MCP CONTROL PLANE READINESS CHECKLIST (OPS + SECURITY)

Use this checklist for any deployment where an assistant can call tools that touch company systems (SaaS apps, databases, cloud, CI/CD, ticketing, email, etc.). The goal is to make tool use attributable, least-privilege, auditable, and hard to misuse via chaining.

1) Identity and Authentication
- Define the effective identity for every tool call (human user, service role, environment, client).
- Avoid shared “god” credentials for interactive use.
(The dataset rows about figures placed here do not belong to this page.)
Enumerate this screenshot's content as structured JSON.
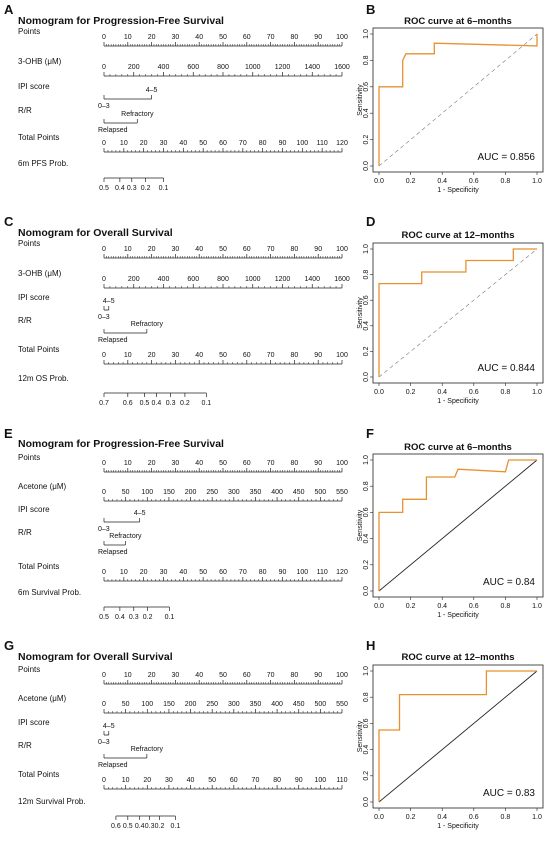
{
  "chart_data": [
    {
      "type": "nomogram",
      "panel": "A",
      "title": "Nomogram for Progression-Free Survival",
      "rows": [
        {
          "label": "Points",
          "kind": "axis",
          "min": 0,
          "max": 100,
          "labels": [
            0,
            10,
            20,
            30,
            40,
            50,
            60,
            70,
            80,
            90,
            100
          ]
        },
        {
          "label": "3-OHB (μM)",
          "kind": "axis",
          "min": 0,
          "max": 1600,
          "span": [
            0,
            100
          ],
          "labels": [
            0,
            200,
            400,
            600,
            800,
            1000,
            1200,
            1400,
            1600
          ]
        },
        {
          "label": "IPI score",
          "kind": "categorical",
          "levels": [
            {
              "label": "0–3",
              "points": 0
            },
            {
              "label": "4–5",
              "points": 20
            }
          ]
        },
        {
          "label": "R/R",
          "kind": "categorical",
          "levels": [
            {
              "label": "Relapsed",
              "points": 0
            },
            {
              "label": "Refractory",
              "points": 14
            }
          ]
        },
        {
          "label": "Total Points",
          "kind": "axis",
          "min": 0,
          "max": 120,
          "labels": [
            0,
            10,
            20,
            30,
            40,
            50,
            60,
            70,
            80,
            90,
            100,
            110,
            120
          ]
        },
        {
          "label": "6m PFS Prob.",
          "kind": "axis-values",
          "points_per_value": [
            [
              0.5,
              0
            ],
            [
              0.4,
              8
            ],
            [
              0.3,
              14
            ],
            [
              0.2,
              21
            ],
            [
              0.1,
              30
            ]
          ]
        }
      ]
    },
    {
      "type": "nomogram",
      "panel": "C",
      "title": "Nomogram for Overall Survival",
      "rows": [
        {
          "label": "Points",
          "kind": "axis",
          "min": 0,
          "max": 100,
          "labels": [
            0,
            10,
            20,
            30,
            40,
            50,
            60,
            70,
            80,
            90,
            100
          ]
        },
        {
          "label": "3-OHB (μM)",
          "kind": "axis",
          "min": 0,
          "max": 1600,
          "span": [
            0,
            100
          ],
          "labels": [
            0,
            200,
            400,
            600,
            800,
            1000,
            1200,
            1400,
            1600
          ]
        },
        {
          "label": "IPI score",
          "kind": "categorical",
          "levels": [
            {
              "label": "0–3",
              "points": 0
            },
            {
              "label": "4–5",
              "points": 2
            }
          ]
        },
        {
          "label": "R/R",
          "kind": "categorical",
          "levels": [
            {
              "label": "Relapsed",
              "points": 0
            },
            {
              "label": "Refractory",
              "points": 18
            }
          ]
        },
        {
          "label": "Total Points",
          "kind": "axis",
          "min": 0,
          "max": 100,
          "labels": [
            0,
            10,
            20,
            30,
            40,
            50,
            60,
            70,
            80,
            90,
            100
          ]
        },
        {
          "label": "12m OS Prob.",
          "kind": "axis-values",
          "points_per_value": [
            [
              0.7,
              0
            ],
            [
              0.6,
              10
            ],
            [
              0.5,
              17
            ],
            [
              0.4,
              22
            ],
            [
              0.3,
              28
            ],
            [
              0.2,
              34
            ],
            [
              0.1,
              43
            ]
          ]
        }
      ]
    },
    {
      "type": "nomogram",
      "panel": "E",
      "title": "Nomogram for Progression-Free Survival",
      "rows": [
        {
          "label": "Points",
          "kind": "axis",
          "min": 0,
          "max": 100,
          "labels": [
            0,
            10,
            20,
            30,
            40,
            50,
            60,
            70,
            80,
            90,
            100
          ]
        },
        {
          "label": "Acetone (μM)",
          "kind": "axis",
          "min": 0,
          "max": 550,
          "span": [
            0,
            100
          ],
          "labels": [
            0,
            50,
            100,
            150,
            200,
            250,
            300,
            350,
            400,
            450,
            500,
            550
          ]
        },
        {
          "label": "IPI score",
          "kind": "categorical",
          "levels": [
            {
              "label": "0–3",
              "points": 0
            },
            {
              "label": "4–5",
              "points": 15
            }
          ]
        },
        {
          "label": "R/R",
          "kind": "categorical",
          "levels": [
            {
              "label": "Relapsed",
              "points": 0
            },
            {
              "label": "Refractory",
              "points": 9
            }
          ]
        },
        {
          "label": "Total Points",
          "kind": "axis",
          "min": 0,
          "max": 120,
          "labels": [
            0,
            10,
            20,
            30,
            40,
            50,
            60,
            70,
            80,
            90,
            100,
            110,
            120
          ]
        },
        {
          "label": "6m Survival Prob.",
          "kind": "axis-values",
          "points_per_value": [
            [
              0.5,
              0
            ],
            [
              0.4,
              8
            ],
            [
              0.3,
              15
            ],
            [
              0.2,
              22
            ],
            [
              0.1,
              33
            ]
          ]
        }
      ]
    },
    {
      "type": "nomogram",
      "panel": "G",
      "title": "Nomogram for Overall Survival",
      "rows": [
        {
          "label": "Points",
          "kind": "axis",
          "min": 0,
          "max": 100,
          "labels": [
            0,
            10,
            20,
            30,
            40,
            50,
            60,
            70,
            80,
            90,
            100
          ]
        },
        {
          "label": "Acetone (μM)",
          "kind": "axis",
          "min": 0,
          "max": 550,
          "span": [
            0,
            100
          ],
          "labels": [
            0,
            50,
            100,
            150,
            200,
            250,
            300,
            350,
            400,
            450,
            500,
            550
          ]
        },
        {
          "label": "IPI score",
          "kind": "categorical",
          "levels": [
            {
              "label": "0–3",
              "points": 0
            },
            {
              "label": "4–5",
              "points": 2
            }
          ]
        },
        {
          "label": "R/R",
          "kind": "categorical",
          "levels": [
            {
              "label": "Relapsed",
              "points": 0
            },
            {
              "label": "Refractory",
              "points": 18
            }
          ]
        },
        {
          "label": "Total Points",
          "kind": "axis",
          "min": 0,
          "max": 110,
          "labels": [
            0,
            10,
            20,
            30,
            40,
            50,
            60,
            70,
            80,
            90,
            100,
            110
          ]
        },
        {
          "label": "12m Survival Prob.",
          "kind": "axis-values",
          "points_per_value": [
            [
              0.6,
              6
            ],
            [
              0.5,
              12
            ],
            [
              0.4,
              18
            ],
            [
              0.3,
              23
            ],
            [
              0.2,
              28
            ],
            [
              0.1,
              36
            ]
          ]
        }
      ]
    },
    {
      "type": "line",
      "panel": "B",
      "title": "ROC curve at 6–months",
      "xlabel": "1 - Specificity",
      "ylabel": "Sensitivity",
      "xlim": [
        0,
        1
      ],
      "ylim": [
        0,
        1
      ],
      "xticks": [
        "0.0",
        "0.2",
        "0.4",
        "0.6",
        "0.8",
        "1.0"
      ],
      "yticks": [
        "0.0",
        "0.2",
        "0.4",
        "0.6",
        "0.8",
        "1.0"
      ],
      "diagonal": "dashed",
      "curve_color": "#E8912F",
      "curve": [
        [
          0,
          0
        ],
        [
          0,
          0.6
        ],
        [
          0.15,
          0.6
        ],
        [
          0.15,
          0.8
        ],
        [
          0.17,
          0.85
        ],
        [
          0.35,
          0.85
        ],
        [
          0.35,
          0.93
        ],
        [
          1,
          0.91
        ],
        [
          1,
          1
        ]
      ],
      "auc": "0.856"
    },
    {
      "type": "line",
      "panel": "D",
      "title": "ROC curve at 12–months",
      "xlabel": "1 - Specificity",
      "ylabel": "Sensitivity",
      "xlim": [
        0,
        1
      ],
      "ylim": [
        0,
        1
      ],
      "xticks": [
        "0.0",
        "0.2",
        "0.4",
        "0.6",
        "0.8",
        "1.0"
      ],
      "yticks": [
        "0.0",
        "0.2",
        "0.4",
        "0.6",
        "0.8",
        "1.0"
      ],
      "diagonal": "dashed",
      "curve_color": "#E8912F",
      "curve": [
        [
          0,
          0
        ],
        [
          0,
          0.73
        ],
        [
          0.27,
          0.73
        ],
        [
          0.27,
          0.82
        ],
        [
          0.55,
          0.82
        ],
        [
          0.55,
          0.91
        ],
        [
          0.85,
          0.91
        ],
        [
          0.85,
          1
        ],
        [
          1,
          1
        ]
      ],
      "auc": "0.844"
    },
    {
      "type": "line",
      "panel": "F",
      "title": "ROC curve at 6–months",
      "xlabel": "1 - Specificity",
      "ylabel": "Sensitivity",
      "xlim": [
        0,
        1
      ],
      "ylim": [
        0,
        1
      ],
      "xticks": [
        "0.0",
        "0.2",
        "0.4",
        "0.6",
        "0.8",
        "1.0"
      ],
      "yticks": [
        "0.0",
        "0.2",
        "0.4",
        "0.6",
        "0.8",
        "1.0"
      ],
      "diagonal": "solid",
      "curve_color": "#E8912F",
      "curve": [
        [
          0,
          0
        ],
        [
          0,
          0.6
        ],
        [
          0.15,
          0.6
        ],
        [
          0.15,
          0.7
        ],
        [
          0.3,
          0.7
        ],
        [
          0.3,
          0.87
        ],
        [
          0.48,
          0.87
        ],
        [
          0.5,
          0.93
        ],
        [
          0.8,
          0.91
        ],
        [
          0.82,
          1
        ],
        [
          1,
          1
        ]
      ],
      "auc": "0.84"
    },
    {
      "type": "line",
      "panel": "H",
      "title": "ROC curve at 12–months",
      "xlabel": "1 - Specificity",
      "ylabel": "Sensitivity",
      "xlim": [
        0,
        1
      ],
      "ylim": [
        0,
        1
      ],
      "xticks": [
        "0.0",
        "0.2",
        "0.4",
        "0.6",
        "0.8",
        "1.0"
      ],
      "yticks": [
        "0.0",
        "0.2",
        "0.4",
        "0.6",
        "0.8",
        "1.0"
      ],
      "diagonal": "solid",
      "curve_color": "#E8912F",
      "curve": [
        [
          0,
          0
        ],
        [
          0,
          0.55
        ],
        [
          0.13,
          0.55
        ],
        [
          0.13,
          0.82
        ],
        [
          0.68,
          0.82
        ],
        [
          0.68,
          1
        ],
        [
          1,
          1
        ]
      ],
      "auc": "0.83"
    }
  ]
}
Prefer per-user OAuth where the target system supports it.
- Use short-lived tokens where possible; document rotation and revocation steps.
- Decide how local clients authenticate to remote MCP services (mutual TLS, signed tokens, SSO).

2) Tool Catalog and Scopes
- Create a tool inventory with owners (a named team/person) and a purpose statement per tool.
- Split tools by risk: read-only vs state-changing vs irreversible.
- Constrain arguments: allowlists for resources (projects, repos, accounts), validated formats, max result sizes.
- Explicitly disable “raw export” style tools unless there’s a documented business need.

3) Policy and Approvals
- Implement a single enforcement point before tool execution (middleware/gateway pattern).
- Require explicit approvals for high-impact actions (deploy, delete, payments, bulk email, permission changes).
- Define which roles can approve and how approvals are recorded.
- Make environment part of policy (dev vs staging vs prod).

4) Logging, Audit, and Forensics
- Log: user identity context, original user request, tool selected, arguments (sanitized), downstream response metadata.
- Store logs in an immutable or tamper-evident system with a retention policy.
- Ensure you can reconstruct a full chain across multiple tools for one user request.
- Create an operator playbook: how to investigate suspicious tool calls.

5) Data Handling and Egress Controls
- Define what sensitive data must never be returned in tool responses (secrets, access tokens, certain PII).
- Redact sensitive fields before returning results to the model/client.
- Put size limits on tool outputs to prevent accidental bulk leakage.
- Document what data can be stored in conversation history and what must be excluded.

6) Reliability and Kill Switches
- Implement timeouts, retries, and circuit breakers for downstream systems.
- Add a “disable tool” switch (per tool, per environment) for incident response.
- Rate-limit tool calls per user/client to reduce abuse and runaway loops.

7) Ownership and Change Control
- Assign an on-call owner for the MCP boundary and each critical tool.
- Require code review for new tools and any permission/policy changes.
- Maintain a changelog of tool additions, removals, and scope changes.

If you can’t pass items 1–4, don’t ship state-changing tools. Keep the assistant read-only until identity, policy, and audit are real.